Dostoïevski précurseur…

Une pensée du génial écrivain russe, citée dans le dernier livre de Franz-Olivier Giesbert, m’a saisi par son absolue modernité, au point même d’annoncer ce qui allait bientôt survenir de pire dans notre société.

« La tolérance atteindra un tel niveau que les personnes intelligentes seront interdites de toute réflexion pour ne pas offenser les imbéciles ».

On n’en est pas encore là, mais cela viendra, car il devient difficile de résister à l’absurdité quand l’impuissance sert d’alibi aux dérives les plus inacceptables. Il n’y a vraiment pas de quoi rire avec la tolérance dénoncée par Dostoïevski, elle n’a rien à voir avec la saillie de Paul Claudel : « La tolérance, il y a des maisons pour ça ! »

La tolérance que dénonce le prophétisme de Dostoïevski renvoie à ce que nous observons aujourd’hui, dans le grave comme dans le ridicule : un refus obsessionnel de la moindre discrimination, dont l’ambition perverse est de tout niveler, d’égaliser, d’abaisser ce qui dépasse, de blâmer ce qui éblouit, et d’ériger la grisaille en unique philosophie acceptable.

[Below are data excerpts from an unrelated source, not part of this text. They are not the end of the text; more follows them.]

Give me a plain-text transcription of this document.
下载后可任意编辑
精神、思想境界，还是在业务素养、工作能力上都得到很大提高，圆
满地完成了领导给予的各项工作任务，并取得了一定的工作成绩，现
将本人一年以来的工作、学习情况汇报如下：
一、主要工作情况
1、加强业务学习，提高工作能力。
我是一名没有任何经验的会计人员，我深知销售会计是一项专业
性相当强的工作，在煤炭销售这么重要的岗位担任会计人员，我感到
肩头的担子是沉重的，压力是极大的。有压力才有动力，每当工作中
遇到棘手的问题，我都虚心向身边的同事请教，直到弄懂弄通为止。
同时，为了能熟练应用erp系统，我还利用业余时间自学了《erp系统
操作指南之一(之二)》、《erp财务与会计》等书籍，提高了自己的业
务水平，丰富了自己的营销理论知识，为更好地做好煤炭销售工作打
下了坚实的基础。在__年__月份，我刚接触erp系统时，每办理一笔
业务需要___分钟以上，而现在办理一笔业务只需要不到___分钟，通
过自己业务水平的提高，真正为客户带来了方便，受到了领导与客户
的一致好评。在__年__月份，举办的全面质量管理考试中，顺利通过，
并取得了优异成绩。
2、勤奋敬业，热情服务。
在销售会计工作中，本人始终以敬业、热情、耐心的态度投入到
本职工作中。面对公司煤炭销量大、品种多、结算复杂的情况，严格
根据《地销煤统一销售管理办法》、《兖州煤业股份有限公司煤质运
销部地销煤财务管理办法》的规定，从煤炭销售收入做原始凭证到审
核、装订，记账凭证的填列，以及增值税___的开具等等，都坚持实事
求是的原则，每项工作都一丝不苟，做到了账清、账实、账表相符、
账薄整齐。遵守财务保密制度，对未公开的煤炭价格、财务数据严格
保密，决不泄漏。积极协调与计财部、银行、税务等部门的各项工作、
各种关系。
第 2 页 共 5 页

Je suis convaincu qu’il ne faudra plus longtemps pour que l’évolution générale de notre démagogie nous conduise, pour ménager les imbéciles, à cesser de mettre en valeur « les personnes intelligentes ». À certains égards, toutes proportions gardées, c’est déjà la plaie de notre système scolaire, qui préfère abaisser le niveau global plutôt que de laisser apparaître une discrimination jugée intolérable entre bons et mauvais élèves. Il s’agit moins de favoriser l’excellence – tout en accompagnant les bonnes volontés limitées – que de veiller surtout à ne jamais désespérer la médiocrité.

Ce délire de la non-discrimination touche désormais tout ce qui est vivant : les animaux – jusqu’aux rats qu’il faudrait soudain réhabiliter – les plantes, la nature majestueuse, passive et intouchable, tout ce qui existe sous le soleil. Et, bien sûr, l’être humain est particulièrement visé : il ne pourrait se prévaloir pleinement de cet attribut qu’à la condition d’avoir poussé l’humilité si loin que toute supériorité, même la plus légitime, en serait éradiquée.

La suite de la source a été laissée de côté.